If you think the price of eggs has been increasing, you should see what inflation is doing to the Guilford County Schools construction projects – many of which were conceived when inflation and interest rates were next to nothing.

But a funny thing happened on the way to the bank after the COVID-era when the county’s voters, in 2020, approved a $300 million school bond referendum and a couple of years later when those same voters approved a historic $1.7 billion school bond referendum.

The funny thing that happened is that the cost of just about everything related to construction went up and so did interest rates. Which meant that the school system projects started to come in more costly than predicted, and, simultaneously, the county realized it would have to pay more on the giant debt’s interest than it planned because interest rates are now higher than predicted when the bonds passed.

So, it’s bad news all around.

School costs and construction priorities will be a part of the discussion when a group of Guilford County commissioners – including Chairman of the Board of Commissioners Skip Alston – meets with Board of Education members and school administrators and facilities staff at a meeting between the county and the schools next week.

The Guilford County Joint Capital / Facilities Committee has scheduled a meeting for Wednesday, April 24 at 3 p.m. in the large John McAdoo Conference Room on the third floor of the Truist Bank Building at 201 W. Market St. in Greensboro.

Guilford County voters approved the $2 billion for the school board to use, but, in order to spend a dime of that money, the commissioners must approve the expenditures.

Alston said he feels the county commissioners are providing good oversight on how the school board is spending the money, but he added that he’s been alarmed by the increasing cost estimates he hears when the two bodies meet, as they will next week.

“I don’t like the numbers I see,” Alston said, adding that he doesn’t feel the mounting expenses are the fault of the school system, but instead, he said, are part of the current macroeconomic landscape.
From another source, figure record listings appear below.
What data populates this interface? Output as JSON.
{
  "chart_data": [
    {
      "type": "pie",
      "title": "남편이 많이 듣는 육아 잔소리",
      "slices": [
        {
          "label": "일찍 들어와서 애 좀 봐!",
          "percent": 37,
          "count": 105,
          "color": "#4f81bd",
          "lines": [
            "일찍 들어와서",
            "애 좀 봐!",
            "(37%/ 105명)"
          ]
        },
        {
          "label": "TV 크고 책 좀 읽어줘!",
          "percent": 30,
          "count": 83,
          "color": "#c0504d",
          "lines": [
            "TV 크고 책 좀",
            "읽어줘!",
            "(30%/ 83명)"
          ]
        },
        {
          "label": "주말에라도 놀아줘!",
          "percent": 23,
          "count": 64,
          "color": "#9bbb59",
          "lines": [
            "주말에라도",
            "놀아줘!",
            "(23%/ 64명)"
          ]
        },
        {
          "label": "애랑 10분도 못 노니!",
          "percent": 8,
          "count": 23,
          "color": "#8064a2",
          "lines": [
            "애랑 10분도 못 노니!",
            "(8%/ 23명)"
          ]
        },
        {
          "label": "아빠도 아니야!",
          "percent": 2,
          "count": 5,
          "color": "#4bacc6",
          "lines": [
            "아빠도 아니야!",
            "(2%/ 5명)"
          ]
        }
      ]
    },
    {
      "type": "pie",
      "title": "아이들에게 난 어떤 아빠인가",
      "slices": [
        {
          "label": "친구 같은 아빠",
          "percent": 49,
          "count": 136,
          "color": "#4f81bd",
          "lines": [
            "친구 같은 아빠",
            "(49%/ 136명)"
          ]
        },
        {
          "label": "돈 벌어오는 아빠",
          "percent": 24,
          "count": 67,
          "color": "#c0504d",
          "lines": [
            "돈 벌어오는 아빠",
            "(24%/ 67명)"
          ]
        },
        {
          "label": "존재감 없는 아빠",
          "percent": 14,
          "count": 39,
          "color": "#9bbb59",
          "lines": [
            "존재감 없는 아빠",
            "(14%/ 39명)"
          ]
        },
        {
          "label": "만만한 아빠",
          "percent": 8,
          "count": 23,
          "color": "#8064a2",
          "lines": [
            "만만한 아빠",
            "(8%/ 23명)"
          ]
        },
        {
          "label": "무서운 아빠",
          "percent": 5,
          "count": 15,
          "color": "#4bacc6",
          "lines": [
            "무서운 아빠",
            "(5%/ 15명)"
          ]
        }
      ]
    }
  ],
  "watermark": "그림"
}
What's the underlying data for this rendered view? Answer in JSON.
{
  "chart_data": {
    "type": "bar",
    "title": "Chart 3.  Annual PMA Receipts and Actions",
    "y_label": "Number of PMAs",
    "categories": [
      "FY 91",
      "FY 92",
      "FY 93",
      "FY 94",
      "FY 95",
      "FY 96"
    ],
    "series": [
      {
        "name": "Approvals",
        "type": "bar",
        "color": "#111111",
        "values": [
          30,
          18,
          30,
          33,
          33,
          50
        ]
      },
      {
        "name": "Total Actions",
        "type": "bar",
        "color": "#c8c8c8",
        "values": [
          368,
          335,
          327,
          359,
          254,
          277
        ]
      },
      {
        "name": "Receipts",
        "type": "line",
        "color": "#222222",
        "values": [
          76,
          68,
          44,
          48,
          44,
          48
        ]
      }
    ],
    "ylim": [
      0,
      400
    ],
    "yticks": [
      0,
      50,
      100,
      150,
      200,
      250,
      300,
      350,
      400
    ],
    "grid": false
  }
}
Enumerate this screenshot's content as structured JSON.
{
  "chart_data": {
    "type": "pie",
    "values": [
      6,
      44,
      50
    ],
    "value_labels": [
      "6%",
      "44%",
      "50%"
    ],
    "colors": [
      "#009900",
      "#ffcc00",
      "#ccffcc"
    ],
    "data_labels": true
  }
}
“We ask a lot of questions to make sure they’re doing all they can to keep cost down, and I think they are,” Alston said. “I think they are very transparent when they answer our questions.”

Alston also said the Joint Capital/Facilities Committee meetings are a good chance for the two bodies to communicate about issues and dig into what can be done to address rising costs.

The chairman said this week that county residents need to understand that the $2 billion won’t be enough to address all the school system’s needs and that more school bond referendums will be needed.

While the county commissioners do attempt to provide oversight on the construction expenditures, this current board is almost certainly more school-system-friendly than any Board of Commissioners in the history of Guilford County government.

Not all that many years ago the angry school board would come close almost yearly to threatening to sue the Board of Commissioners for not adequately funding the schools – and now the county spends almost half of the county’s budget providing the school system with just about everything it requests.

The current Board of Commissioners includes a teacher in the school system, two former Guilford County school board members, a commissioner who’s done significant volunteer work in the school system for a decade, and a chairman who once said during a commissioners meeting, after the school system got voter approval for $2 billion in bond money, that the schools really, “need 10 times that much.”

(Though Alston later acknowledged that was a slip of the tongue and the school system will not actually need $200 billion.)